First, though he didn’t know it, Kevin sent me to a charity that only days before had been rejected at the final hurdle for £500k of Big Lottery fund cash it desperately wanted. The BIG machine would never have chosen to send me there! In terms of feedback, the charity had received general encouragement but had basically been told there was not enough money to go round. This was essentially true. Nevertheless, there’s always some reason why decision makers favour one application over another. I left determined to ensure that we never again rejected an applicant who had completed a substantial application form without giving more useful guidance on why they missed out.
The next insight occurred when a second charity took me round the back of a local Lidl to an unprepossessing church hall in which an explosion of enthusiastic community-based activity was taking place. Literally scores of people stopped what they were doing briefly to hear from me about what small grants were available from the Big Lottery Fund to help them on their way. Most of them had never heard of us. Many were perfectly happy to get on with what they were doing without the perceived palaver of getting cash from us. But a determination to connect with “below the radar” groups who may not want to remain there stuck with me. Having arrived at BIG and made a succession of speeches saying we could no longer be all things to all people, I rapidly concluded that, at least so far as our small grants were concerned, we should be. These should absolutely offer easy to access, fast turn around awards essentially driven by what mattered most to local people determined to improve the quality of life in their area, whatever that might be. I still enjoy nothing more than getting out into communities that really ought to be accessing more Lottery cash to help them understand what is available.

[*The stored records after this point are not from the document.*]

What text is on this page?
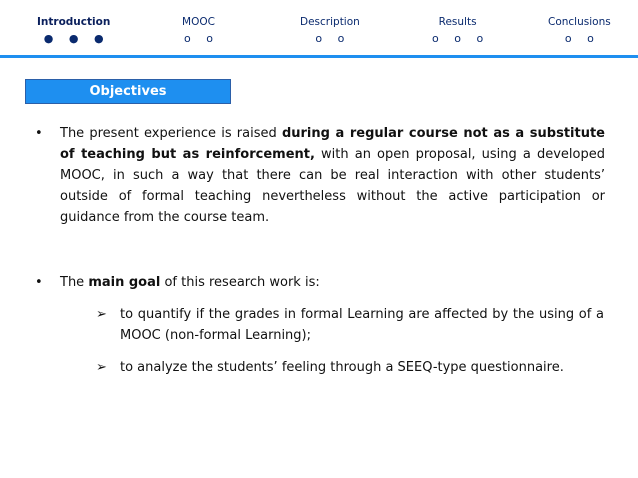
Introduction
● ● ●
MOOC
o o
Description
o o
Results
o o o
Conclusions
o o
Objectives
•	The present experience is raised during a regular course not as a substitute of teaching but as reinforcement, with an open proposal, using a developed MOOC, in such a way that there can be real interaction with other students’ outside of formal teaching nevertheless without the active participation or guidance from the course team.
•	The main goal of this research work is:
➢ to quantify if the grades in formal Learning are affected by the using of a MOOC (non-formal Learning);
➢ to analyze the students’ feeling through a SEEQ-type questionnaire.
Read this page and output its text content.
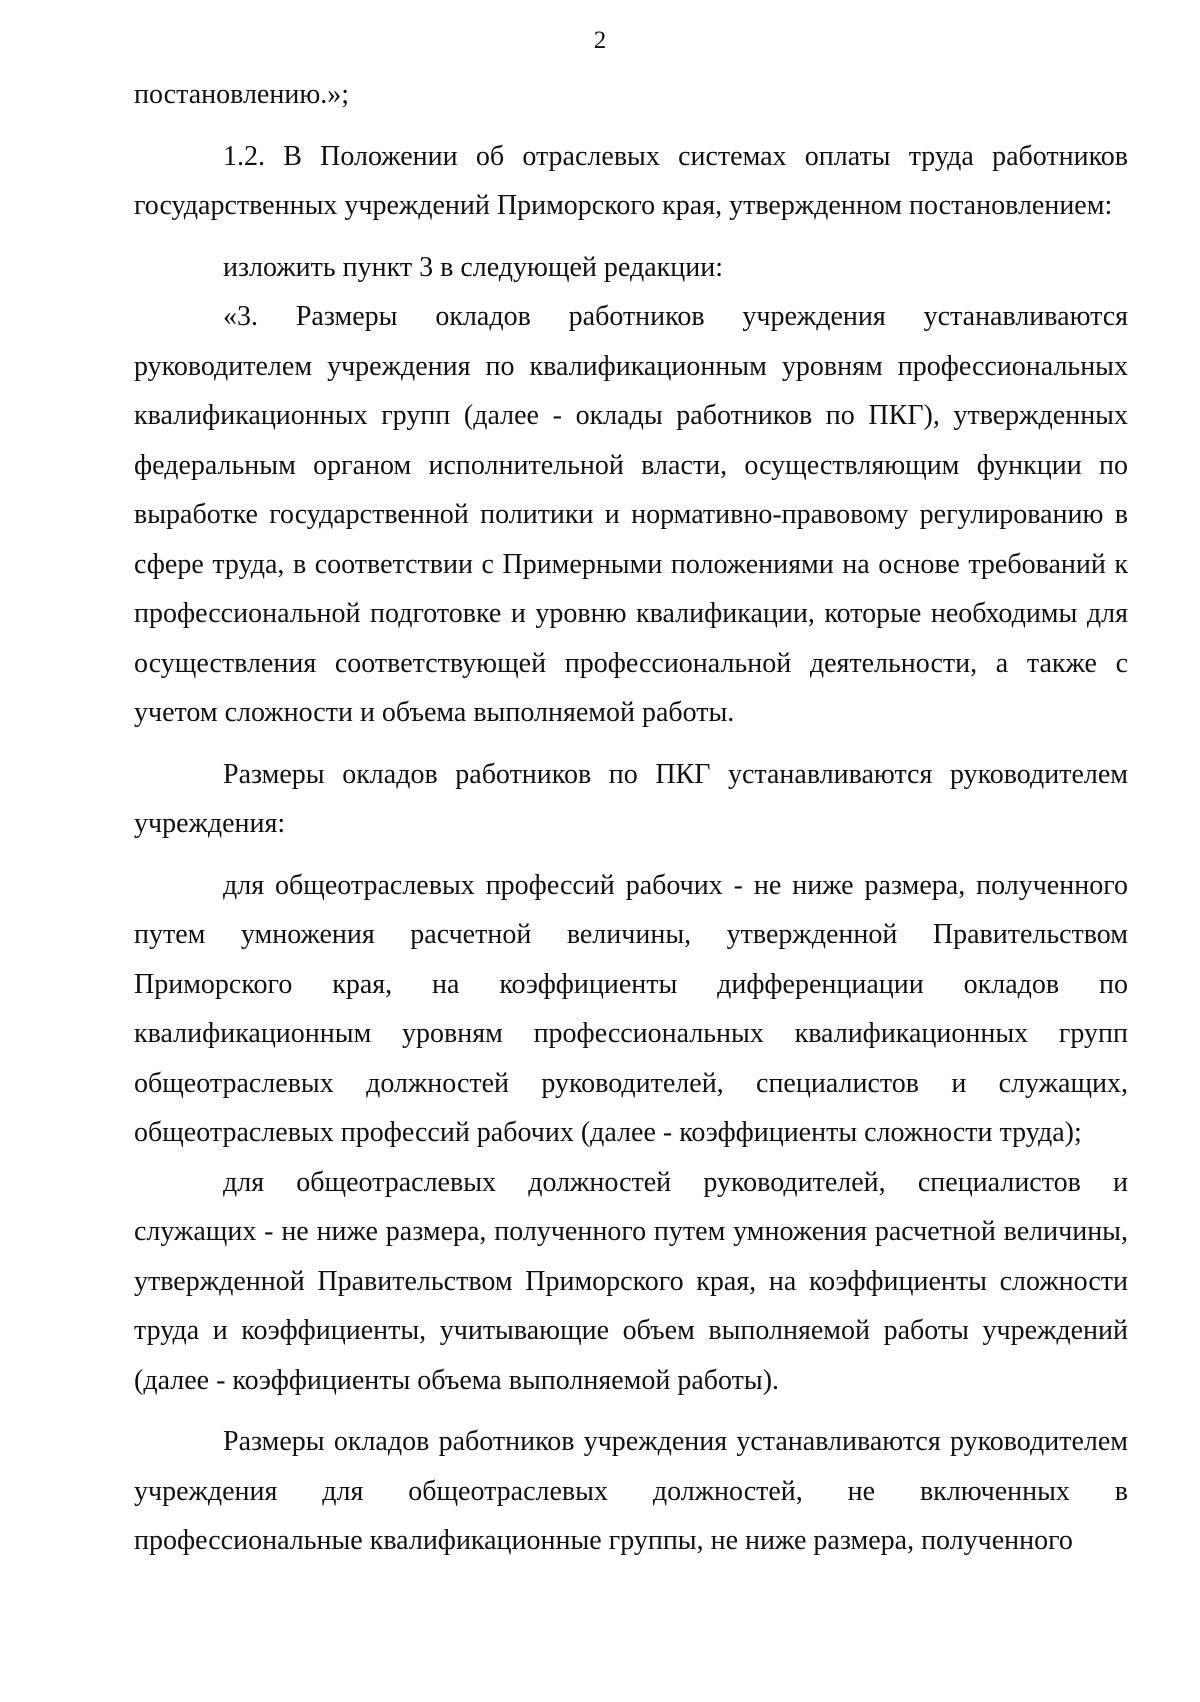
2

постановлению.»;

1.2. В Положении об отраслевых системах оплаты труда работников государственных учреждений Приморского края, утвержденном постановлением:

изложить пункт 3 в следующей редакции:

«3. Размеры окладов работников учреждения устанавливаются руководителем учреждения по квалификационным уровням профессиональных квалификационных групп (далее - оклады работников по ПКГ), утвержденных федеральным органом исполнительной власти, осуществляющим функции по выработке государственной политики и нормативно-правовому регулированию в сфере труда, в соответствии с Примерными положениями на основе требований к профессиональной подготовке и уровню квалификации, которые необходимы для осуществления соответствующей профессиональной деятельности, а также с учетом сложности и объема выполняемой работы.

Размеры окладов работников по ПКГ устанавливаются руководителем учреждения:

для общеотраслевых профессий рабочих - не ниже размера, полученного путем умножения расчетной величины, утвержденной Правительством Приморского края, на коэффициенты дифференциации окладов по квалификационным уровням профессиональных квалификационных групп общеотраслевых должностей руководителей, специалистов и служащих, общеотраслевых профессий рабочих (далее - коэффициенты сложности труда);

для общеотраслевых должностей руководителей, специалистов и служащих - не ниже размера, полученного путем умножения расчетной величины, утвержденной Правительством Приморского края, на коэффициенты сложности труда и коэффициенты, учитывающие объем выполняемой работы учреждений (далее - коэффициенты объема выполняемой работы).

Размеры окладов работников учреждения устанавливаются руководителем учреждения для общеотраслевых должностей, не включенных в профессиональные квалификационные группы, не ниже размера, полученного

My third insight occurred when one of my work shadowing opportunities was abruptly cut short. The chief executive concerned faced an urgent choice – gabbing away to me or getting to Ryman’s before closing time. He was the only one of three workers with a car. They had no toner. No toner meant no printer. No printer meant no hard copy of a funding application which had to be returned in hard copy by last post that day. However grand the visitor might be, the realities of operational life and the essential need to secure further funding kicked in and the CEO made the right judgement. I was left to wander alone back to the railway station, suitably humbled by the dedication to duty this leader and so many others demonstrate day after day.